I invited Yai to join me in a simple farmyard pleasure. I sat on the ground a few feet in front of the hives, facing bees that were returning from the field. Never particularly graceful fliers anyway, those bees were burdened with ponderous loads of nectar and pollen. They lumbered toward home in unsteady flight, each hoping to execute a crash landing at their hive’s access hole.

To avoid my obstruction the returning bees had to adjust flight and either soar above or swerve around me. (I was an inconvenience but the bees paid me no more attention than they would a rock or tree.) Mr. Bouncham told me that he sometimes studies bees in flight and calculates a beeline with the goal of learning where honey is flowing, or a wild colony is living.
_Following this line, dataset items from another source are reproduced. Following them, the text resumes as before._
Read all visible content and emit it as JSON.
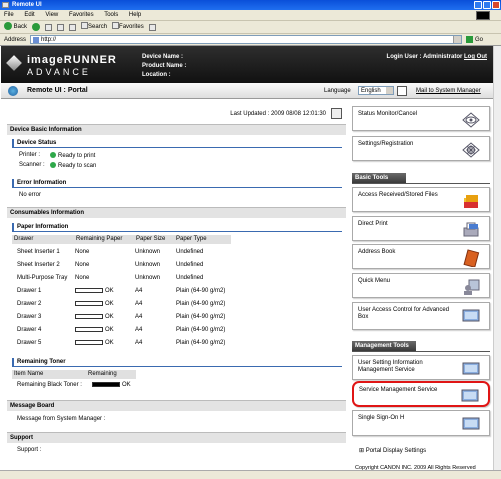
{
  "window": {
    "title": "Remote UI"
  },
  "menu": [
    "File",
    "Edit",
    "View",
    "Favorites",
    "Tools",
    "Help"
  ],
  "toolbar": {
    "back": "Back",
    "forward": "",
    "search": "Search",
    "favorites": "Favorites"
  },
  "address": {
    "label": "Address",
    "value": "http://",
    "go": "Go"
  },
  "header": {
    "brand_line1": "imageRUNNER",
    "brand_line2": "ADVANCE",
    "device_name": "Device Name :",
    "product_name": "Product Name :",
    "location": "Location :",
    "login_user": "Login User : Administrator",
    "logout": "Log Out"
  },
  "portal": {
    "title": "Remote UI : Portal",
    "language_label": "Language",
    "language_value": "English",
    "mail": "Mail to System Manager"
  },
  "main": {
    "last_updated": "Last Updated : 2009 08/08 12:01:30",
    "device_basic": "Device Basic Information",
    "device_status": "Device Status",
    "printer_label": "Printer :",
    "printer_status": "Ready to print",
    "scanner_label": "Scanner :",
    "scanner_status": "Ready to scan",
    "error_info": "Error Information",
    "error_text": "No error",
    "consumables": "Consumables Information",
    "paper_info": "Paper Information",
    "paper_headers": [
      "Drawer",
      "Remaining Paper",
      "Paper Size",
      "Paper Type"
    ],
    "paper_rows": [
      {
        "drawer": "Sheet Inserter 1",
        "remaining": "None",
        "size": "Unknown",
        "type": "Undefined"
      },
      {
        "drawer": "Sheet Inserter 2",
        "remaining": "None",
        "size": "Unknown",
        "type": "Undefined"
      },
      {
        "drawer": "Multi-Purpose Tray",
        "remaining": "None",
        "size": "Unknown",
        "type": "Undefined"
      },
      {
        "drawer": "Drawer 1",
        "remaining": "OK",
        "size": "A4",
        "type": "Plain (64-90 g/m2)"
      },
      {
        "drawer": "Drawer 2",
        "remaining": "OK",
        "size": "A4",
        "type": "Plain (64-90 g/m2)"
      },
      {
        "drawer": "Drawer 3",
        "remaining": "OK",
        "size": "A4",
        "type": "Plain (64-90 g/m2)"
      },
      {
        "drawer": "Drawer 4",
        "remaining": "OK",
        "size": "A4",
        "type": "Plain (64-90 g/m2)"
      },
      {
        "drawer": "Drawer 5",
        "remaining": "OK",
        "size": "A4",
        "type": "Plain (64-90 g/m2)"
      }
    ],
    "remaining_toner": "Remaining Toner",
    "toner_headers": [
      "Item Name",
      "Remaining"
    ],
    "toner_item": "Remaining Black Toner :",
    "toner_value": "OK",
    "message_board": "Message Board",
    "message_text": "Message from System Manager :",
    "support": "Support",
    "support_text": "Support :"
  },
  "side": {
    "status_monitor": "Status Monitor/Cancel",
    "settings": "Settings/Registration",
    "basic_tools": "Basic Tools",
    "access_received": "Access Received/Stored Files",
    "direct_print": "Direct Print",
    "address_book": "Address Book",
    "quick_menu": "Quick Menu",
    "user_access": "User Access Control for Advanced Box",
    "management_tools": "Management Tools",
    "user_setting": "User Setting Information Management Service",
    "service_mgmt": "Service Management Service",
    "sso": "Single Sign-On H",
    "portal_display": "Portal Display Settings",
    "copyright": "Copyright CANON INC. 2009 All Rights Reserved"
  },
  "colors": {
    "header_bg": "#1a1a1a",
    "highlight": "#e01515",
    "status_ok": "#2fa84a"
  }
}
I was surprised to learn how Mr. Bouncham’s husbandry skills differ from mine. He uses natural structures, mostly hollow logs, to house his colonies; I build brood boxes and honeys supers out of smooth, factory-planed wood and then apply multiple coats of bright, white paint. Mr. Bouncham’s hives look like a product of the rain forest; mine a product of Home Depot.

I buy my bees from an apiary supply house — a queen and enough workers to populate a fledgling colony arrive via, believe it or not, the US mail. Mr. Bouncham locates a wild colony in the forest, kidnaps the queen and a slew of workers, and resettles them in one of his hollow logs.
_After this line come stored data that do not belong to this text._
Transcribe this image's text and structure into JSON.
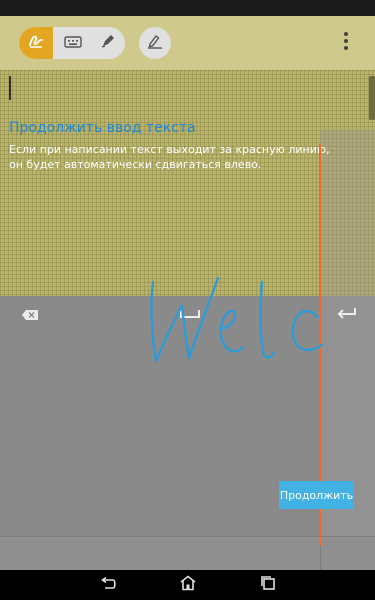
{
  "hint": {
    "title": "Продолжить ввод текста",
    "body": "Если при написании текст выходит за красную линию, он будет автоматически сдвигаться влево."
  },
  "handwriting": {
    "ink_text": "Welc",
    "ink_color": "#2e9bd6"
  },
  "buttons": {
    "continue_label": "Продолжить"
  },
  "colors": {
    "accent": "#e3a623",
    "button": "#41b2e3",
    "guide_line": "#f06a2c",
    "hint_title": "#1e88d6"
  },
  "icons": {
    "toolbar": [
      "handwriting-icon",
      "keyboard-icon",
      "pen-icon",
      "edit-settings-icon",
      "overflow-menu-icon"
    ],
    "keyboard": [
      "backspace-icon",
      "space-icon",
      "enter-icon"
    ],
    "navigation": [
      "back-icon",
      "home-icon",
      "recents-icon"
    ]
  }
}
Unlike me, Mr. Bouncham never uses smokes to settle his bees before he enters their hive. He warned me that, “If you do that, soon they will not come back.” I told him that I couldn’t imagine opening a hive without first giving the bees a few puffs from my smoker.

But the greatest difference was how Mr. Bouncham dresses while harvesting comb and honey. He told me that he knows that, in most parts of the world, beekeepers don protective gear, often covering themselves from head to toe. I confirmed that I wear suit, helmet, veil and gloves.

Mr. Bouncham takes the opposite approach and strips almost naked. He told me that by wearing nothing more than a pair of briefs, he avoids trapping bees inside his clothing. He claims: fewer clothes, fewer stings.

All I could say was, “No smoke? No suit? No clothes? No way!”